Last night, North Norfolk MP Norman Lamb said he had written a joint letter with Lib Dem colleague Simon Wright seeking an urgent meeting with Network Rail.

'There appears to be clear failures on the part of Network Rail, which is being confirmed by the operating company,' Mr Lamb said. 'It's intolerable; we can't put up with that level of service disruption.

'You just think of the loss of productivity,' Mr Lamb added. 'The impact that this has is enormous. Everybody using this line is sick of these problems occurring. Network Rail's performance isn't good enough.'

South Norfolk MP Richard Bacon said the email raised further questions about the ability of the Office of Rail Regulation to oversee the work of Network Rail.

'Why should rail travellers have to put up with poor project management and inadequate preparation just because Network Rail can't get its act together,' Mr Bacon said. 'This highlights the need for Network Rail to be properly regulated and I regret to say that the Office of Rail Regulation has not done a good job'.

A Network Rail spokesman apologised for the disruption to customers and said the firm fully understood and appreciated the impact it had on passengers, but said it should be seen in the light of improving performance.

'In partnership with National Express East Anglia, we are introducing a number of changes to the way we manage improvement work, including better planning and stricter monitoring of work being delivered by contractors,' he said. 'We expect these changes to bear fruit immediately.
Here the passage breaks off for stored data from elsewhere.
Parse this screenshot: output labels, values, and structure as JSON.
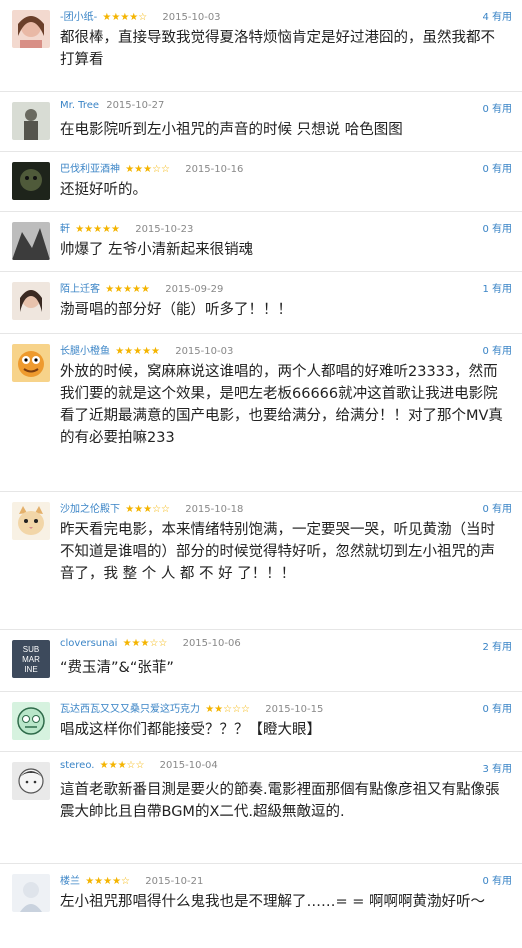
{
  "comments": [
    {
      "user": "-团小纸-",
      "stars": "★★★★☆",
      "date": "2015-10-03",
      "useful": "4 有用",
      "text": "都很棒，直接导致我觉得夏洛特烦恼肯定是好过港囧的，虽然我都不打算看",
      "avatar_icon": "girl-avatar-icon",
      "avatar_color": "#e9b9a6"
    },
    {
      "user": "Mr. Tree",
      "stars": "",
      "date": "2015-10-27",
      "useful": "0 有用",
      "text": "在电影院听到左小祖咒的声音的时候 只想说 哈色图图",
      "avatar_icon": "man-avatar-icon",
      "avatar_color": "#7a7a70"
    },
    {
      "user": "巴伐利亚酒神",
      "stars": "★★★☆☆",
      "date": "2015-10-16",
      "useful": "0 有用",
      "text": "还挺好听的。",
      "avatar_icon": "dark-avatar-icon",
      "avatar_color": "#2f3a2a"
    },
    {
      "user": "軒",
      "stars": "★★★★★",
      "date": "2015-10-23",
      "useful": "0 有用",
      "text": "帅爆了 左爷小清新起来很销魂",
      "avatar_icon": "bw-avatar-icon",
      "avatar_color": "#5a5a5a"
    },
    {
      "user": "陌上迁客",
      "stars": "★★★★★",
      "date": "2015-09-29",
      "useful": "1 有用",
      "text": "渤哥唱的部分好（能）听多了！！！",
      "avatar_icon": "girl2-avatar-icon",
      "avatar_color": "#c8a58f"
    },
    {
      "user": "长腿小橙鱼",
      "stars": "★★★★★",
      "date": "2015-10-03",
      "useful": "0 有用",
      "text": "外放的时候，窝麻麻说这谁唱的，两个人都唱的好难听23333，然而我们要的就是这个效果，是吧左老板66666就冲这首歌让我进电影院看了近期最满意的国产电影，也要给满分，给满分！！对了那个MV真的有必要拍嘛233",
      "avatar_icon": "cartoon-avatar-icon",
      "avatar_color": "#e8a33a"
    },
    {
      "user": "沙加之伦殿下",
      "stars": "★★★☆☆",
      "date": "2015-10-18",
      "useful": "0 有用",
      "text": "昨天看完电影，本来情绪特别饱满，一定要哭一哭，听见黄渤（当时不知道是谁唱的）部分的时候觉得特好听，忽然就切到左小祖咒的声音了，我 整 个 人 都 不 好 了！！！",
      "avatar_icon": "cat-avatar-icon",
      "avatar_color": "#e9c48a"
    },
    {
      "user": "cloversunai",
      "stars": "★★★☆☆",
      "date": "2015-10-06",
      "useful": "2 有用",
      "text": "“费玉清”&“张菲”",
      "avatar_icon": "submarine-avatar-icon",
      "avatar_color": "#3d4a5c",
      "avatar_text": [
        "SUB",
        "MAR",
        "INE"
      ]
    },
    {
      "user": "瓦达西瓦又又又桑只爱这巧克力",
      "stars": "★★☆☆☆",
      "date": "2015-10-15",
      "useful": "0 有用",
      "text": "唱成这样你们都能接受？？？【瞪大眼】",
      "avatar_icon": "cartoon-face-avatar-icon",
      "avatar_color": "#b9e6c9"
    },
    {
      "user": "stereo.",
      "stars": "★★★☆☆",
      "date": "2015-10-04",
      "useful": "3 有用",
      "text": "這首老歌新番目測是要火的節奏.電影裡面那個有點像彦祖又有點像張震大帥比且自帶BGM的X二代.超級無敵逗的.",
      "avatar_icon": "sketch-avatar-icon",
      "avatar_color": "#9a9a9a"
    },
    {
      "user": "楼兰",
      "stars": "★★★★☆",
      "date": "2015-10-21",
      "useful": "0 有用",
      "text": "左小祖咒那唱得什么鬼我也是不理解了……= = 啊啊啊黄渤好听～",
      "avatar_icon": "light-avatar-icon",
      "avatar_color": "#d9dfe8"
    }
  ]
}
At the same time we will continue to work with National Express East Anglia to ensure that once incidents are resolved, trains are able to resume a full service as quickly as possible.

'Despite the problems affecting train performance in the last couple of weeks, the punctuality of National Express East Anglia services has risen each year for the last four years. Last month, almost 19 out of 20 trains arrived at their destination on time, the best ever month for National Express East Anglia since the franchise started.'

National Express spokesman Jonathan Denby said the rail firm wanted to take pro-active steps to improve the situation and it was important to both apply pressure on Network Rail and work in partnership.